The nurse is providing diet instruction to the parents of a child with cystic fibrosis. The nurse would emphasize that the diet should be
- A. High calorie, low fat, low sodium
- B. High protein, low fat, low carbohydrate
- C. High protein, high calorie, unrestricted fat
- D. High carbohydrate, low protein, moderate fat
Correct Answer: C
Rationale: High protein, high calorie, unrestricted fat. The child with Cystic Fibrosis needs a well balanced diet that is high in protein and calories. Fat does not need to be restricted.

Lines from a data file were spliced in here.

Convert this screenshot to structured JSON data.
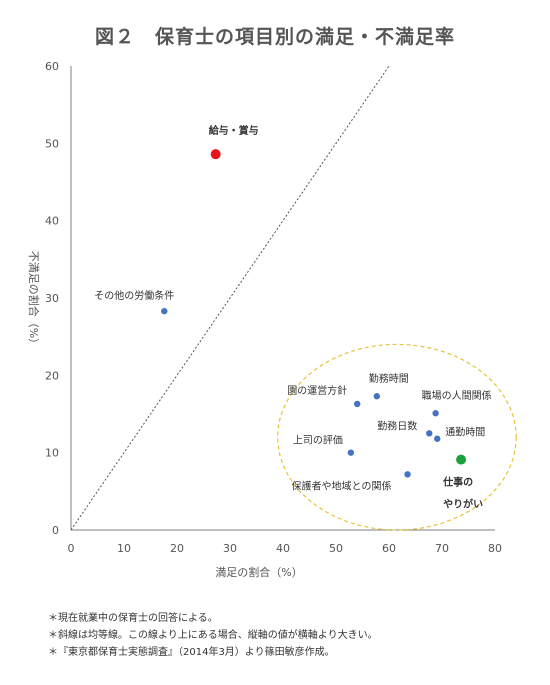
{
  "title": "図２　保育士の項目別の満足・不満足率",
  "chart_data": {
    "type": "scatter",
    "xlabel": "満足の割合（%）",
    "ylabel": "不満足の割合（%）",
    "xlim": [
      0,
      80
    ],
    "ylim": [
      0,
      60
    ],
    "x_ticks": [
      0,
      10,
      20,
      30,
      40,
      50,
      60,
      70,
      80
    ],
    "y_ticks": [
      0,
      10,
      20,
      30,
      40,
      50,
      60
    ],
    "grid": false,
    "reference_line": {
      "style": "dotted",
      "from": [
        0,
        0
      ],
      "to": [
        60,
        60
      ]
    },
    "points": [
      {
        "label": "給与・賞与",
        "x": 27.3,
        "y": 48.6,
        "color": "#e8141b",
        "emphasis": true
      },
      {
        "label": "その他の労働条件",
        "x": 17.6,
        "y": 28.3,
        "color": "#4472c4"
      },
      {
        "label": "園の運営方針",
        "x": 54.0,
        "y": 16.3,
        "color": "#4472c4"
      },
      {
        "label": "勤務時間",
        "x": 57.7,
        "y": 17.3,
        "color": "#4472c4"
      },
      {
        "label": "職場の人間関係",
        "x": 68.8,
        "y": 15.1,
        "color": "#4472c4"
      },
      {
        "label": "勤務日数",
        "x": 67.6,
        "y": 12.5,
        "color": "#4472c4"
      },
      {
        "label": "通勤時間",
        "x": 69.1,
        "y": 11.8,
        "color": "#4472c4"
      },
      {
        "label": "上司の評価",
        "x": 52.8,
        "y": 10.0,
        "color": "#4472c4"
      },
      {
        "label": "保護者や地域との関係",
        "x": 63.5,
        "y": 7.2,
        "color": "#4472c4"
      },
      {
        "label": "仕事の\nやりがい",
        "x": 73.6,
        "y": 9.1,
        "color": "#1aa33a",
        "emphasis": true
      }
    ],
    "highlight_ellipse": {
      "style": "dashed",
      "color": "#e8c23a",
      "cx": 61.5,
      "cy": 12.0,
      "rx": 22.5,
      "ry": 12.0
    }
  },
  "notes": [
    "＊現在就業中の保育士の回答による。",
    "＊斜線は均等線。この線より上にある場合、縦軸の値が横軸より大きい。",
    "＊『東京都保育士実態調査』（2014年3月）より篠田敏彦作成。"
  ]
}
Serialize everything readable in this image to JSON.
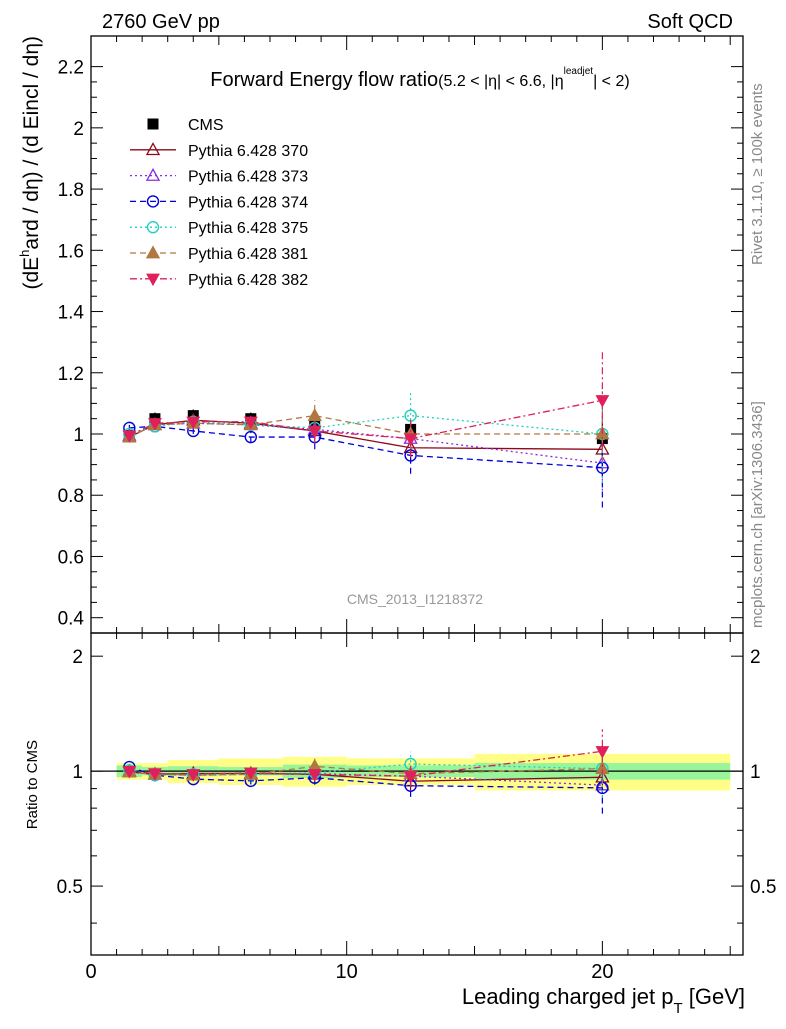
{
  "header": {
    "left": "2760 GeV pp",
    "right": "Soft QCD"
  },
  "side_labels": {
    "rivet": "Rivet 3.1.10, ≥ 100k events",
    "mcplots": "mcplots.cern.ch [arXiv:1306.3436]"
  },
  "chart_data": [
    {
      "type": "line",
      "title": "Forward Energy flow ratio",
      "title_cut": "(5.2 < |η| < 6.6, |η",
      "title_cut_sup": "leadjet",
      "title_cut_end": "| < 2)",
      "ylabel": "(dE^hard / dη) / (d Eincl / dη)",
      "ylabel_parts": {
        "a": "(dE",
        "sup": "h",
        "b": "ard / dη) / (d Eincl / dη)"
      },
      "watermark": "CMS_2013_I1218372",
      "xlim": [
        0,
        25.5
      ],
      "ylim": [
        0.35,
        2.3
      ],
      "yticks": [
        "0.4",
        "0.6",
        "0.8",
        "1",
        "1.2",
        "1.4",
        "1.6",
        "1.8",
        "2",
        "2.2"
      ],
      "x": [
        1.5,
        2.5,
        4.0,
        6.25,
        8.75,
        12.5,
        20.0
      ],
      "legend_position": "top-left",
      "series": [
        {
          "name": "CMS",
          "color": "#000000",
          "marker": "square",
          "dash": "none",
          "values": [
            0.995,
            1.05,
            1.06,
            1.05,
            1.03,
            1.015,
            0.985
          ],
          "errors": [
            0.02,
            0.02,
            0.02,
            0.02,
            0.03,
            0.03,
            0.06
          ]
        },
        {
          "name": "Pythia 6.428 370",
          "color": "#8b0a1a",
          "marker": "triangle-open",
          "dash": "solid",
          "values": [
            0.99,
            1.03,
            1.045,
            1.035,
            1.01,
            0.955,
            0.95
          ],
          "errors": [
            0.01,
            0.01,
            0.01,
            0.02,
            0.03,
            0.05,
            0.08
          ]
        },
        {
          "name": "Pythia 6.428 373",
          "color": "#8a2be2",
          "marker": "triangle-open",
          "dash": "dotted",
          "values": [
            0.995,
            1.03,
            1.035,
            1.03,
            1.015,
            0.985,
            0.905
          ],
          "errors": [
            0.01,
            0.01,
            0.01,
            0.02,
            0.03,
            0.05,
            0.09
          ]
        },
        {
          "name": "Pythia 6.428 374",
          "color": "#0000dd",
          "marker": "circle-open",
          "dash": "dashed",
          "values": [
            1.02,
            1.025,
            1.01,
            0.99,
            0.99,
            0.93,
            0.89
          ],
          "errors": [
            0.01,
            0.01,
            0.01,
            0.02,
            0.04,
            0.06,
            0.13
          ]
        },
        {
          "name": "Pythia 6.428 375",
          "color": "#20d0c0",
          "marker": "circle-open",
          "dash": "dotted",
          "values": [
            1.0,
            1.025,
            1.04,
            1.03,
            1.02,
            1.06,
            1.0
          ],
          "errors": [
            0.01,
            0.01,
            0.01,
            0.02,
            0.04,
            0.08,
            0.16
          ]
        },
        {
          "name": "Pythia 6.428 381",
          "color": "#b07840",
          "marker": "triangle-filled",
          "dash": "dashed",
          "values": [
            0.99,
            1.03,
            1.035,
            1.03,
            1.06,
            1.0,
            1.0
          ],
          "errors": [
            0.01,
            0.01,
            0.01,
            0.02,
            0.05,
            0.05,
            0.09
          ]
        },
        {
          "name": "Pythia 6.428 382",
          "color": "#e0205a",
          "marker": "triangledown-filled",
          "dash": "dashdot",
          "values": [
            0.995,
            1.035,
            1.04,
            1.04,
            1.01,
            0.985,
            1.11
          ],
          "errors": [
            0.01,
            0.01,
            0.01,
            0.02,
            0.04,
            0.06,
            0.16
          ]
        }
      ]
    },
    {
      "type": "line",
      "ylabel": "Ratio to CMS",
      "xlabel": "Leading charged jet p",
      "xlabel_sub": "T",
      "xlabel_unit": " [GeV]",
      "xlim": [
        0,
        25.5
      ],
      "ylim": [
        0.33,
        2.3
      ],
      "log_y": true,
      "xticks": [
        "0",
        "10",
        "20"
      ],
      "yticks": [
        "0.5",
        "1",
        "2"
      ],
      "band_edges": [
        1.0,
        2.0,
        3.0,
        5.0,
        7.5,
        10.0,
        15.0,
        25.0
      ],
      "band_inner": [
        0.035,
        0.025,
        0.03,
        0.025,
        0.04,
        0.035,
        0.05
      ],
      "band_outer": [
        0.05,
        0.05,
        0.07,
        0.08,
        0.09,
        0.08,
        0.11
      ],
      "ratio_series": [
        {
          "name": "Pythia 6.428 370",
          "values": [
            0.995,
            0.981,
            0.986,
            0.986,
            0.981,
            0.941,
            0.964
          ],
          "errors": [
            0.01,
            0.01,
            0.01,
            0.02,
            0.03,
            0.05,
            0.08
          ]
        },
        {
          "name": "Pythia 6.428 373",
          "values": [
            1.0,
            0.981,
            0.976,
            0.981,
            0.985,
            0.97,
            0.919
          ],
          "errors": [
            0.01,
            0.01,
            0.01,
            0.02,
            0.03,
            0.05,
            0.09
          ]
        },
        {
          "name": "Pythia 6.428 374",
          "values": [
            1.025,
            0.976,
            0.953,
            0.943,
            0.961,
            0.916,
            0.904
          ],
          "errors": [
            0.01,
            0.01,
            0.01,
            0.02,
            0.04,
            0.06,
            0.13
          ]
        },
        {
          "name": "Pythia 6.428 375",
          "values": [
            1.005,
            0.976,
            0.981,
            0.981,
            0.99,
            1.044,
            1.015
          ],
          "errors": [
            0.01,
            0.01,
            0.01,
            0.02,
            0.04,
            0.08,
            0.16
          ]
        },
        {
          "name": "Pythia 6.428 381",
          "values": [
            0.995,
            0.981,
            0.976,
            0.981,
            1.029,
            0.985,
            1.015
          ],
          "errors": [
            0.01,
            0.01,
            0.01,
            0.02,
            0.05,
            0.05,
            0.09
          ]
        },
        {
          "name": "Pythia 6.428 382",
          "values": [
            1.0,
            0.986,
            0.981,
            0.99,
            0.981,
            0.97,
            1.127
          ],
          "errors": [
            0.01,
            0.01,
            0.01,
            0.02,
            0.04,
            0.06,
            0.16
          ]
        }
      ]
    }
  ]
}
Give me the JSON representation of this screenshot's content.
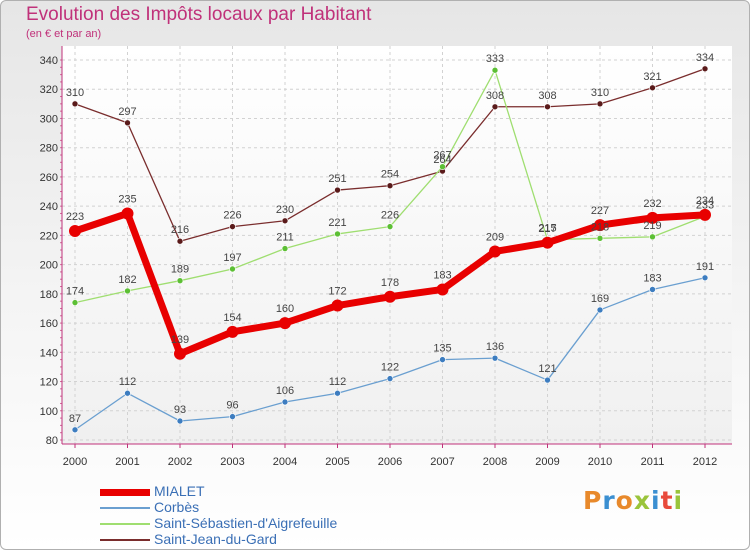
{
  "header": {
    "title": "Evolution des Impôts locaux par Habitant",
    "subtitle": "(en € et par an)"
  },
  "logo": {
    "text": "Proxiti",
    "colors": [
      "#e8892b",
      "#3b8fd1",
      "#e8892b",
      "#9ac43b",
      "#3b8fd1",
      "#e84a3b",
      "#9ac43b"
    ]
  },
  "chart_data": {
    "type": "line",
    "title": "Evolution des Impôts locaux par Habitant",
    "subtitle": "(en € et par an)",
    "xlabel": "",
    "ylabel": "",
    "x": [
      "2000",
      "2001",
      "2002",
      "2003",
      "2004",
      "2005",
      "2006",
      "2007",
      "2008",
      "2009",
      "2010",
      "2011",
      "2012"
    ],
    "ylim": [
      80,
      340
    ],
    "yticks": [
      80,
      100,
      120,
      140,
      160,
      180,
      200,
      220,
      240,
      260,
      280,
      300,
      320,
      340
    ],
    "grid": true,
    "legend_position": "bottom-left",
    "series": [
      {
        "name": "Saint-Jean-du-Gard",
        "color": "#7a2d2d",
        "point_color": "#5a1a1a",
        "width": 1.3,
        "radius": 3,
        "values": [
          310,
          297,
          216,
          226,
          230,
          251,
          254,
          264,
          308,
          308,
          310,
          321,
          334
        ]
      },
      {
        "name": "Saint-Sébastien-d'Aigrefeuille",
        "color": "#9fde70",
        "point_color": "#5cbf34",
        "width": 1.3,
        "radius": 3,
        "values": [
          174,
          182,
          189,
          197,
          211,
          221,
          226,
          267,
          333,
          217,
          218,
          219,
          233
        ]
      },
      {
        "name": "Corbès",
        "color": "#6a9fd0",
        "point_color": "#3d7dc0",
        "width": 1.3,
        "radius": 3,
        "values": [
          87,
          112,
          93,
          96,
          106,
          112,
          122,
          135,
          136,
          121,
          169,
          183,
          191
        ]
      },
      {
        "name": "MIALET",
        "color": "#e80000",
        "point_color": "#e80000",
        "width": 7,
        "radius": 6,
        "values": [
          223,
          235,
          139,
          154,
          160,
          172,
          178,
          183,
          209,
          215,
          227,
          232,
          234
        ]
      }
    ]
  }
}
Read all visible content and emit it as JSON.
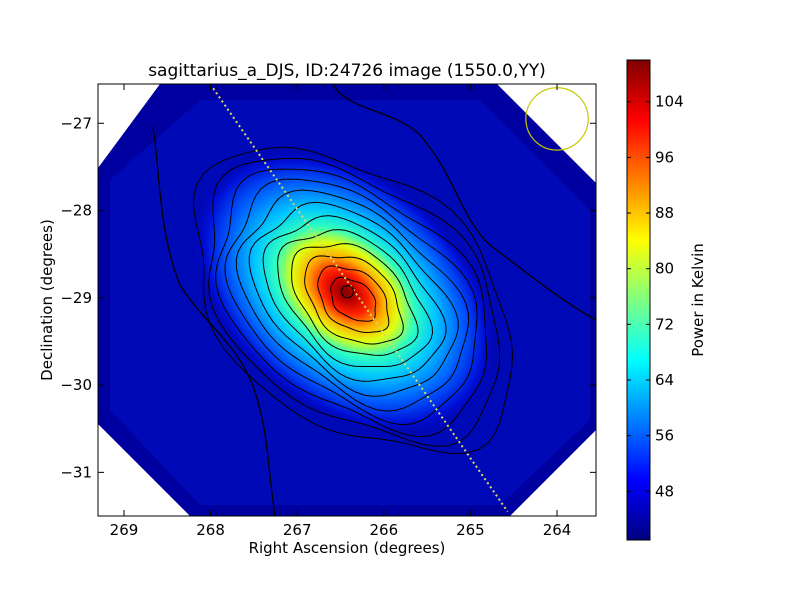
{
  "chart_data": {
    "type": "heatmap",
    "title": "sagittarius_a_DJS, ID:24726 image (1550.0,YY)",
    "xlabel": "Right Ascension (degrees)",
    "ylabel": "Declination (degrees)",
    "xlim": [
      269.3,
      263.55
    ],
    "ylim": [
      -31.5,
      -26.55
    ],
    "x_ticks": [
      "269",
      "268",
      "267",
      "266",
      "265",
      "264"
    ],
    "x_tick_values": [
      269,
      268,
      267,
      266,
      265,
      264
    ],
    "y_ticks": [
      "−27",
      "−28",
      "−29",
      "−30",
      "−31"
    ],
    "y_tick_values": [
      -27,
      -28,
      -29,
      -30,
      -31
    ],
    "colorbar": {
      "label": "Power in Kelvin",
      "range": [
        41,
        110
      ],
      "ticks": [
        "48",
        "56",
        "64",
        "72",
        "80",
        "88",
        "96",
        "104"
      ],
      "tick_values": [
        48,
        56,
        64,
        72,
        80,
        88,
        96,
        104
      ],
      "colormap": "jet"
    },
    "source": {
      "ra": 266.42,
      "dec": -28.93,
      "peak_power": 108,
      "background_power": 44
    },
    "contour_levels": [
      46,
      51,
      57,
      62,
      67,
      72,
      77,
      82,
      87,
      92,
      97,
      102,
      107
    ],
    "galactic_plane_line": {
      "from": [
        267.97,
        -26.6
      ],
      "to": [
        264.57,
        -31.45
      ],
      "color": "#d8d86a",
      "style": "dotted"
    },
    "beam_circle": {
      "ra": 264.0,
      "dec": -26.95,
      "radius_deg": 0.36,
      "color": "#c8c800"
    }
  }
}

A client is admitted to the emergency room with renal calculi and is complaining of moderate to severe flank pain and nausea. The client's temperature is 100.8 degrees Fahrenheit. The priority nursing goal for this client is
- A. Maintain fluid and electrolyte balance
- B. Control nausea
- C. Manage pain
- D. Prevent urinary tract infection
Correct Answer: C
Rationale: Manage pain. The immediate goal of therapy is to alleviate the client's pain, which can be quite severe with kidney stones.
The nurse is preparing the room of a client returning from a subtotal thyroidectomy. Which item should be placed at the bedside of a client with a subtotal thyroidectomy?
- A. An ambu bag
- B. A tracheostomy set
- C. An endotracheal tube
- D. A ventilator
Correct Answer: B
Rationale: A tracheostomy set is essential post-thyroidectomy due to the risk of airway obstruction from swelling or hematoma. Other equipment is less immediately relevant.